Books

Books : reviews

Graeme Barker.
Prehistoric farming in Europe.
CUP. 1985

Modern archaeology can reconstruct the lives of prehistoric farmers in remarkable detail. From the sophisticated excavation of waterlogged sites has emerged the complete farmyard scene: the farmhouse, cattle byre, pigsties, storage barns and granaries – even the haystacks and muck heaps. Fragments of animal bone indicate what species of animals were kept, and their diet, as well as husbandry details such as the relative importance of meat, milk or wool.

Plant remains like carbonized cereal grains show what crops were grown, whether fallowing or rotation was practised and whether farmers kept all their harvest or traded some of it. The surrounding landscape of fields and forests can be reconstructed from environmental data. The huge areas of prehistoric fields in northern Europe are evidence not only of farmers’ organization of crops and stock but also of cooperation or competition over land. Differences in settlements, graves, tools and weapons document the changes in social complexity which were the essential context of agricultural change.

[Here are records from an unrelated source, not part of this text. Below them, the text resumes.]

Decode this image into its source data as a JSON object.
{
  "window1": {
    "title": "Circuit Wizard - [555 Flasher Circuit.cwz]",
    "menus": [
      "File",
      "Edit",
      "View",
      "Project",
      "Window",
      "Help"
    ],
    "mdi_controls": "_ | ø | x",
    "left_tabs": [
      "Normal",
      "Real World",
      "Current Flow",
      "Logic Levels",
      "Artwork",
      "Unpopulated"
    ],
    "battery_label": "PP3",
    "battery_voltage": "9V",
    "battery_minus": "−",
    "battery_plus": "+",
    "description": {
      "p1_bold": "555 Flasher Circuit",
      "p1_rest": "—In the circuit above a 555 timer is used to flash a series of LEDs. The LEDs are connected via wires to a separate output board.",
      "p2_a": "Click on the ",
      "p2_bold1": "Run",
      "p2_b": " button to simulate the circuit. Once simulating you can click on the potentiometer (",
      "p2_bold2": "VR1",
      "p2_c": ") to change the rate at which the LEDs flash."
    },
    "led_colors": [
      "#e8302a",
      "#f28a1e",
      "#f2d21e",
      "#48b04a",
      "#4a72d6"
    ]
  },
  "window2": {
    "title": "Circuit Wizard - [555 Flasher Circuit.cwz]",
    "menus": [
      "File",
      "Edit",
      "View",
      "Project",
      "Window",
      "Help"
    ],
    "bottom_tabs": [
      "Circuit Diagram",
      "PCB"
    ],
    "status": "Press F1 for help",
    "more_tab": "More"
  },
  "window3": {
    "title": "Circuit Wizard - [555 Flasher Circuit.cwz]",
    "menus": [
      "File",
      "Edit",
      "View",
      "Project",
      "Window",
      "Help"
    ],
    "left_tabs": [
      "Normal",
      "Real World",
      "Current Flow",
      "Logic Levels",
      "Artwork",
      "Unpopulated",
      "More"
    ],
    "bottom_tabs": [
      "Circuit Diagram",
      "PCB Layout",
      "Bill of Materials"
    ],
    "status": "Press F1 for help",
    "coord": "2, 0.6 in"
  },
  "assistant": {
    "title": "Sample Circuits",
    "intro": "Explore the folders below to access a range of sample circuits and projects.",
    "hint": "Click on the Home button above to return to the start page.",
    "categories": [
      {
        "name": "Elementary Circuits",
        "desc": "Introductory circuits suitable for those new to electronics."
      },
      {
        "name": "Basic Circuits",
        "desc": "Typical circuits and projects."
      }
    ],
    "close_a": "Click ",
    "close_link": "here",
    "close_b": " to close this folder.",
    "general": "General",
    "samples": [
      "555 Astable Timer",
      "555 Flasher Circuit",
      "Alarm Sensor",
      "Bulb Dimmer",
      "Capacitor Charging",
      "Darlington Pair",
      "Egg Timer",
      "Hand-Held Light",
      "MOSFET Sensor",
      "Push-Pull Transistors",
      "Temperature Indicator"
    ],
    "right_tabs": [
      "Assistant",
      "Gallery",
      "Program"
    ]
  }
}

The development of these techniques has been accompanied by equally important changes in archaeological theory: in our view of prehistoric societies and our understanding of the processes which allowed the change from hunting to farming, a fundamental milestone in human development, some 10,000 years ago.

All this is drawn together in Prehisioric farming in Europe to provide the first modem synthesis of this story. Graeme Barker develops his argument through analogies with the agricultural history of classical and medieval Europe, and concludes that today’s industrial farmers can learn much from the successes and failures of early European farming.